All of the above are based on scientific evidence and not on any perception.

Very often, impatience among coaches and club officials has been the cause of recurring injuries among footballers. How do we stop that?
I urge the coaches and officials of the clubs and all the teams to allow the football player sufficient time to recover from the minor injuries as per the recommendations of the doctor. There is strong medical evidence that repeating minor injuries will lead to a major one, which can have dire consequences for the clubs and also the costs related to the treatment and loss of playing time. Summing up, rushing an injured player will incur a loss for all the stakeholders.

There has been a rise in the number of deaths among young footballers in recent past. Can cardiac arrests be prevented on the field?
I differ on that point. There hasn’t been any increase in the sudden cardiac arrests, only that the tragedies have been communicated more through the media. But all of them are unfortunate all we take the issue very seriously to clear the steps to prevent sudden cardiac arrest. We call them the 11 steps to prevent sudden cardiac death.
It can be prevented by appropriate pre-competition medical assessment and proper education to medical and paramedical staff to prepare for the training and matches. They also need to have the equipment, i.e., the Automated Electrical Defibrillator (AED) and most importantly know how to use it.
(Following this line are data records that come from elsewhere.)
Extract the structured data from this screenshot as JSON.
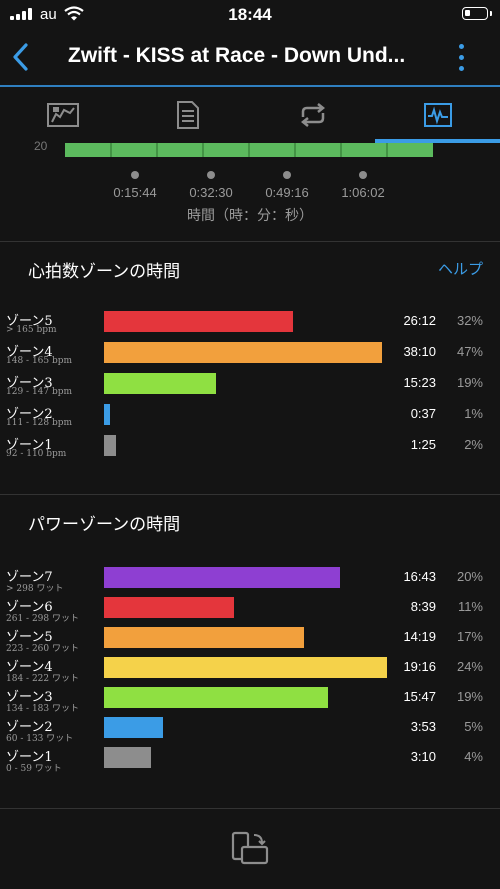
{
  "status": {
    "carrier": "au",
    "time": "18:44"
  },
  "nav": {
    "title": "Zwift - KISS at Race - Down Und..."
  },
  "tabs": [
    {
      "name": "map-tab-icon"
    },
    {
      "name": "details-tab-icon"
    },
    {
      "name": "laps-tab-icon"
    },
    {
      "name": "charts-tab-icon",
      "active": true
    }
  ],
  "chart_strip": {
    "y_label": "20",
    "ticks": [
      "0:15:44",
      "0:32:30",
      "0:49:16",
      "1:06:02"
    ],
    "axis_title": "時間（時：分：秒）"
  },
  "hr_section": {
    "title": "心拍数ゾーンの時間",
    "help": "ヘルプ",
    "zones": [
      {
        "name": "ゾーン5",
        "range": "> 165 bpm",
        "time": "26:12",
        "pct": "32%",
        "value": 32,
        "color": "#e4363c"
      },
      {
        "name": "ゾーン4",
        "range": "148 - 165 bpm",
        "time": "38:10",
        "pct": "47%",
        "value": 47,
        "color": "#f2a03d"
      },
      {
        "name": "ゾーン3",
        "range": "129 - 147 bpm",
        "time": "15:23",
        "pct": "19%",
        "value": 19,
        "color": "#8fe042"
      },
      {
        "name": "ゾーン2",
        "range": "111 - 128 bpm",
        "time": "0:37",
        "pct": "1%",
        "value": 1,
        "color": "#3b9ce6"
      },
      {
        "name": "ゾーン1",
        "range": "92 - 110 bpm",
        "time": "1:25",
        "pct": "2%",
        "value": 2,
        "color": "#8d8d8d"
      }
    ]
  },
  "power_section": {
    "title": "パワーゾーンの時間",
    "zones": [
      {
        "name": "ゾーン7",
        "range": "> 298 ワット",
        "time": "16:43",
        "pct": "20%",
        "value": 20,
        "color": "#8e3fd2"
      },
      {
        "name": "ゾーン6",
        "range": "261 - 298 ワット",
        "time": "8:39",
        "pct": "11%",
        "value": 11,
        "color": "#e4363c"
      },
      {
        "name": "ゾーン5",
        "range": "223 - 260 ワット",
        "time": "14:19",
        "pct": "17%",
        "value": 17,
        "color": "#f2a03d"
      },
      {
        "name": "ゾーン4",
        "range": "184 - 222 ワット",
        "time": "19:16",
        "pct": "24%",
        "value": 24,
        "color": "#f5d24a"
      },
      {
        "name": "ゾーン3",
        "range": "134 - 183 ワット",
        "time": "15:47",
        "pct": "19%",
        "value": 19,
        "color": "#8fe042"
      },
      {
        "name": "ゾーン2",
        "range": "60 - 133 ワット",
        "time": "3:53",
        "pct": "5%",
        "value": 5,
        "color": "#3b9ce6"
      },
      {
        "name": "ゾーン1",
        "range": "0 - 59 ワット",
        "time": "3:10",
        "pct": "4%",
        "value": 4,
        "color": "#8d8d8d"
      }
    ]
  }
}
That concept allows us to save lives.

In FIFA’s eyes, is the AIFF making efforts to mould football in the country taking help from sports medicine?
All India Football Federation has recognized the value of medicine in the development of football supporting to take care for the assumed 20 million football players all over India.
FIFA appreciates the honest support to develop football medicine within the federation to give proper care and also implement the preventive measures, such as the programme to prevent injuries in football – the FIFA 11+.

What stays the responsibility of the participants once the Medical Conference ends?
The main objective of this Medical Conference is the translation of the research into the daily life of the footballers. The duty of the participants from the 67 countries including India to bring the information to their microcosms with their clubs to improve the health of the football players by preventing injuries and also in the community to use football as a tool to contribute to the improvement of public health.